Opened 11 years ago
Closed 11 years ago
#22721 closed Bug (wontfix)
Fallback encoding support on request.GET required for MSIE
Reported by: | Owned by: | nobody | |
---|---|---|---|
Component: | HTTP handling | Version: | 1.7-beta-2 |
Severity: | Normal | Keywords: | |
Cc: | linovia, kevin@… | Triage Stage: | Unreviewed |
Has patch: | no | Needs documentation: | no |
Needs tests: | no | Patch needs improvement: | no |
Easy pickings: | no | UI/UX: | no |
Description
Originally described at https://github.com/tomchristie/django-rest-framework/pull/1590 before I realised this was a Django issue.
While testing a new system in pre-production we found a bug when MSIE was being used; basically, the way MSIE handles query strings are interesting, to say the least. System locale can have a say in how it's being sent in the request, previous website's encoding can have a say, heck, even from where you launch the browser session.
In our testing, MSIE did not urlquote the querystring, but instead sent it in what looked like raw latin1. The problem becomes, that if you access this query string through request.GET in a Django view, you can an encoding error, if you happen to be using Python 3.x. From my findings, this was introduced in Django 1.6, and worked correctly under Django 1.5 (at least according to the PR I did for Django Rest Framework showcasing this bug).
It seems to me that Django should have some fallback encoding support for this - even if we ignore the fact that MSIE really should be urlquoting the querystring.

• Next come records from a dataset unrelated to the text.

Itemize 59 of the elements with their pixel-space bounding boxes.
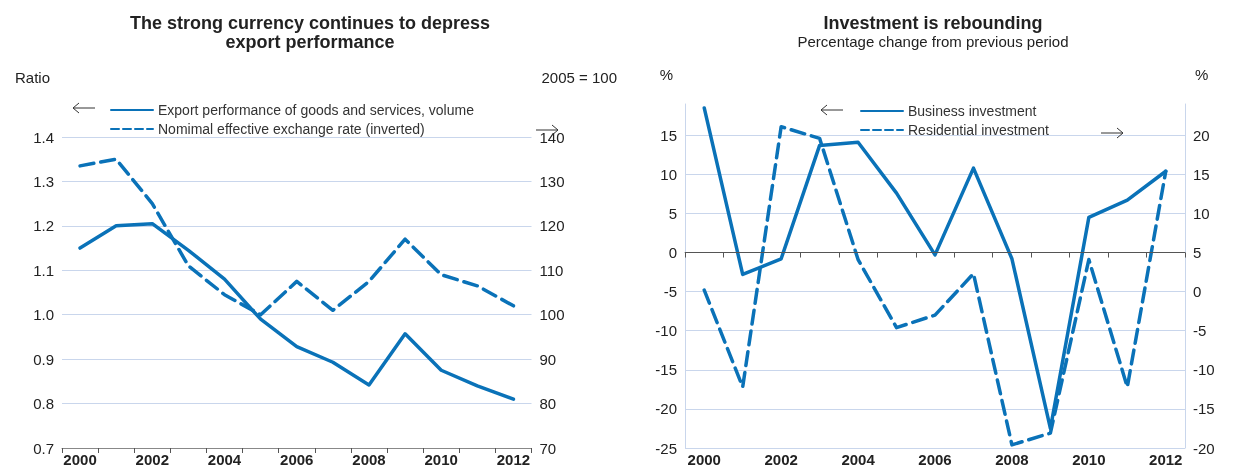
y2-tick-label: 120 (539, 217, 565, 235)
x-tick-label: 2002 (135, 451, 169, 468)
y-tick-label: 1.2 (33, 217, 54, 235)
x-tick-label: 2012 (496, 451, 531, 468)
y2-tick-label: -15 (1193, 400, 1215, 418)
chart-subtitle: Percentage change from previous period (797, 33, 1069, 50)
y-tick-label: 0.9 (33, 350, 54, 368)
x-tick-label: 2006 (280, 451, 314, 468)
y2-axis-title: 2005 = 100 (541, 69, 618, 86)
x-tick-label: 2000 (63, 451, 97, 468)
y2-tick-label: 80 (539, 395, 557, 413)
y-tick-label: 1.1 (33, 261, 54, 279)
chart-title: Investment is rebounding (823, 12, 1043, 33)
y2-tick-label: 5 (1193, 244, 1202, 262)
x-tick-label: 2008 (352, 451, 386, 468)
y-tick-label: -25 (655, 439, 677, 457)
y2-tick-label: 130 (539, 172, 565, 190)
y-axis-title: % (659, 66, 673, 83)
x-tick-label: 2004 (207, 451, 242, 468)
y-tick-label: 1.0 (33, 306, 54, 324)
legend-label: Business investment (908, 103, 1037, 119)
y-tick-label: -10 (655, 322, 677, 340)
y-tick-label: 0.8 (33, 395, 54, 413)
y-tick-label: -5 (663, 283, 677, 301)
y-tick-label: 0 (668, 244, 677, 262)
y2-tick-label: -5 (1193, 322, 1207, 340)
y2-axis-title: % (1195, 66, 1209, 83)
y2-tick-label: -10 (1193, 361, 1215, 379)
legend-label: Residential investment (908, 122, 1049, 138)
y2-tick-label: 110 (539, 261, 564, 279)
x-tick-label: 2002 (764, 451, 798, 468)
y-tick-label: 15 (660, 126, 677, 144)
y-tick-label: 0.7 (33, 439, 54, 457)
legend-label: Nomimal effective exchange rate (inverted) (158, 121, 425, 137)
y-tick-label: -15 (655, 361, 677, 379)
y2-tick-label: 10 (1193, 204, 1210, 222)
x-tick-label: 2010 (424, 451, 458, 468)
y2-tick-label: 15 (1193, 165, 1210, 183)
y2-tick-label: 20 (1193, 126, 1210, 144)
legend-label: Export performance of goods and services, volume (158, 102, 475, 118)
y2-tick-label: 90 (539, 350, 557, 368)
y-tick-label: 1.3 (33, 172, 54, 190)
x-tick-label: 2010 (1072, 451, 1106, 468)
y2-tick-label: -20 (1193, 439, 1215, 457)
y2-tick-label: 100 (539, 306, 565, 324)
y-tick-label: 10 (660, 165, 677, 183)
chart-title: The strong currency continues to depress export performance (129, 12, 491, 52)
y-tick-label: 5 (668, 204, 677, 222)
y-tick-label: 1.4 (33, 128, 54, 146)
y-axis-title: Ratio (14, 69, 50, 86)
y2-tick-label: 0 (1193, 283, 1202, 301)
x-tick-label: 2006 (918, 451, 952, 468)
y2-tick-label: 140 (539, 128, 565, 146)
x-tick-label: 2000 (687, 451, 721, 468)
y2-tick-label: 70 (539, 439, 557, 457)
x-tick-label: 2008 (995, 451, 1029, 468)
x-tick-label: 2012 (1149, 451, 1183, 468)
x-tick-label: 2004 (841, 451, 876, 468)
y-tick-label: -20 (655, 400, 677, 418)
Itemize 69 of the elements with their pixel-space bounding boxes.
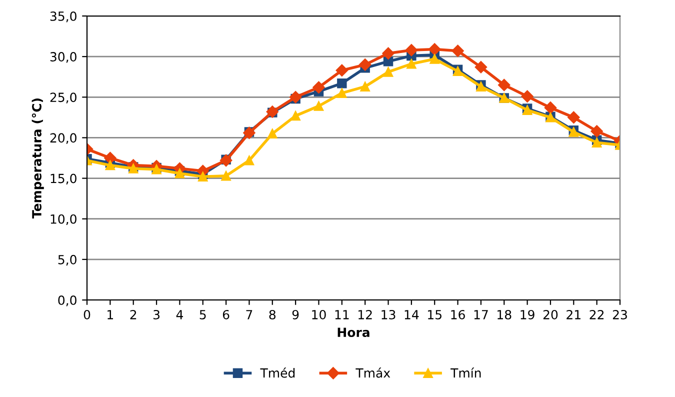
point [592, 138, 602, 148]
y-tick-label: 35,0 [50, 11, 76, 22]
point [405, 44, 418, 56]
point [174, 168, 185, 178]
x-tick-label: 9 [292, 310, 299, 320]
point [383, 67, 394, 77]
x-tick-label: 11 [335, 310, 349, 320]
x-tick-label: 1 [108, 310, 113, 320]
point [336, 64, 348, 76]
point [521, 90, 534, 102]
point [428, 43, 441, 56]
legend-label: Tmáx [356, 368, 390, 378]
x-tick-label: 3 [154, 310, 160, 320]
x-tick-label: 7 [246, 310, 252, 320]
point [498, 78, 510, 92]
x-tick-label: 15 [428, 310, 442, 320]
y-tick-label: 30,0 [50, 52, 76, 63]
x-tick-label: 21 [566, 310, 580, 320]
point [358, 58, 372, 71]
x-tick-label: 17 [474, 310, 488, 320]
point [430, 54, 440, 64]
point [198, 172, 208, 182]
x-tick-label: 10 [312, 310, 326, 320]
x-tick-label: 6 [222, 310, 230, 320]
y-tick-label: 10,0 [50, 214, 76, 226]
point [382, 47, 394, 60]
x-tick-label: 5 [200, 310, 206, 320]
x-tick-label: 2 [130, 310, 136, 320]
point [568, 111, 580, 124]
y-tick-label: 25,0 [50, 92, 76, 104]
x-tick-label: 19 [520, 310, 534, 320]
point [290, 110, 300, 121]
x-tick-label: 22 [590, 310, 604, 320]
y-tick-label: 0,0 [58, 295, 76, 306]
x-tick-label: 13 [382, 310, 396, 320]
x-tick-label: 0 [84, 310, 90, 320]
point [314, 101, 324, 111]
x-tick-label: 4 [176, 310, 183, 320]
point [360, 82, 370, 92]
x-tick-label: 8 [269, 310, 276, 320]
point [406, 59, 416, 69]
point [105, 160, 116, 170]
point [474, 61, 488, 74]
point [312, 81, 325, 94]
point [289, 91, 302, 104]
x-axis-title: Hora [338, 328, 370, 338]
point [220, 154, 232, 167]
point [244, 156, 254, 166]
y-axis-title: Temperatura (°C) [32, 98, 44, 218]
point [337, 78, 347, 88]
point [104, 152, 116, 164]
point [383, 56, 394, 66]
point [544, 102, 557, 114]
x-tick-label: 18 [498, 310, 512, 320]
point [221, 170, 231, 181]
point [590, 125, 603, 138]
x-tick-label: 23 [612, 310, 627, 320]
point [452, 44, 464, 57]
legend-label: Tmín [450, 368, 481, 378]
x-tick-label: 16 [451, 310, 465, 320]
legend-label: Tméd [260, 368, 295, 378]
x-tick-label: 14 [404, 310, 419, 320]
x-tick-label: 12 [358, 310, 372, 320]
y-tick-label: 5,0 [58, 254, 76, 266]
x-tick-label: 20 [543, 310, 558, 320]
y-tick-label: 15,0 [50, 174, 76, 184]
y-tick-label: 20,0 [50, 133, 76, 144]
point [268, 128, 278, 139]
point [337, 88, 347, 98]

Could it be that Django 1.6 somehow introduced a regression over Django 1.5?
Attachments (1)
Change History (9)
comment:1 by , 11 years ago
comment:2 by , 11 years ago
Cc: | added |
---|
by , 11 years ago
Attachment: | fallback_encoding_msie.diff added |
---|
Patch for test case show-casing the MSIE behaviour under certain conditions
comment:3 by , 11 years ago
After some work I managed to write a test case show-casing the behaviour generated by MSIE in certain conditions, when using Django 1.6+ and Python3.
I've bisected the actual commit where the changed occurred: https://github.com/django/django/commit/7fcd6aa6695b39370154d6993cdbb3ba4363de91
comment:4 by , 11 years ago
If I understand your report correctly, MSIE can send non-ASCII query strings in a variety of encodings, depending on several factors.
Currently Django assumes UTF-8 for any non-ASCII data found in the query string. settings.DEFAULT_CHARSET
could be an improvement.
But that doesn't address your problem. How do you propose to determine the appropriate encoding?
comment:5 by , 11 years ago
Cc: | added |
---|
comment:6 by , 11 years ago
Right, my previous report might actually have been a bit wrong - I don't think it's a case of MSIE sending the wrong encoding (in my case at least). I'm not very well-versed in encodings, but from what I see is happening, and what my attached test demonstrates is:
- MSIE will in some cases not properly urlencode a query string, meaning that if I for example have a URL of /?q=æøå, then raw "æøå" will actually be passed on in the request (in what I think is actually, at least in my case, a unicode string)
- If this happens, Django throws up (as per my attached tests) - this happened after the mentioned commit during Django 1.6 betas, and only if using Python 3. Django will try to encode that unicode string as iso-8859-1, then decode it to UTF-8. This works if the browser contained properly urlencoded query strings, but not if the browser sent the raw unicode string.
comment:7 by , 11 years ago
Indeed, the browser should urlencode the data so that the query string only contains ASCII data. Then any ASCII-compatible encoding, like utf-8, can be used to encode or decode it. Here MSIE doesn't urlencode. So we need a way to determine which encoding it used in order to decode the data properly.
There's no such thing as a "raw Unicode string". Unicode is an abstract representation. You can't send Unicode over the network. The browser sends a bunch of bytes on the wire, encoded in a given encoding.
Then the WSGI server arbitrarily decodes these bytes with the latin-1 encoding (everyone knows that this part of WSGI on Python 3 is ridiculous.) Django attempts to be less stupid by reencoding with the latin-1 encoding, recovering the original bytes sent by the browser, and decoding with an appropriate charset, currently hard coded to utf-8.
Ignore the latin-1 (= ISO-8859-1) entirely, it's required to work around WSGI and I swear it's correct. What we need is a way to determine the appropriate charset.
comment:8 by , 11 years ago
Resolution: | → wontfix |
---|---|
Status: | new → closed |
I'm going to close this ticket because we don't know what we could do to work around this bug.
Please reopen if you can suggest a better algorithm for selecting an appropriate charset.
Any chance you can write a test case for our test suite and bisect when the behavior changed? That would be really helpful.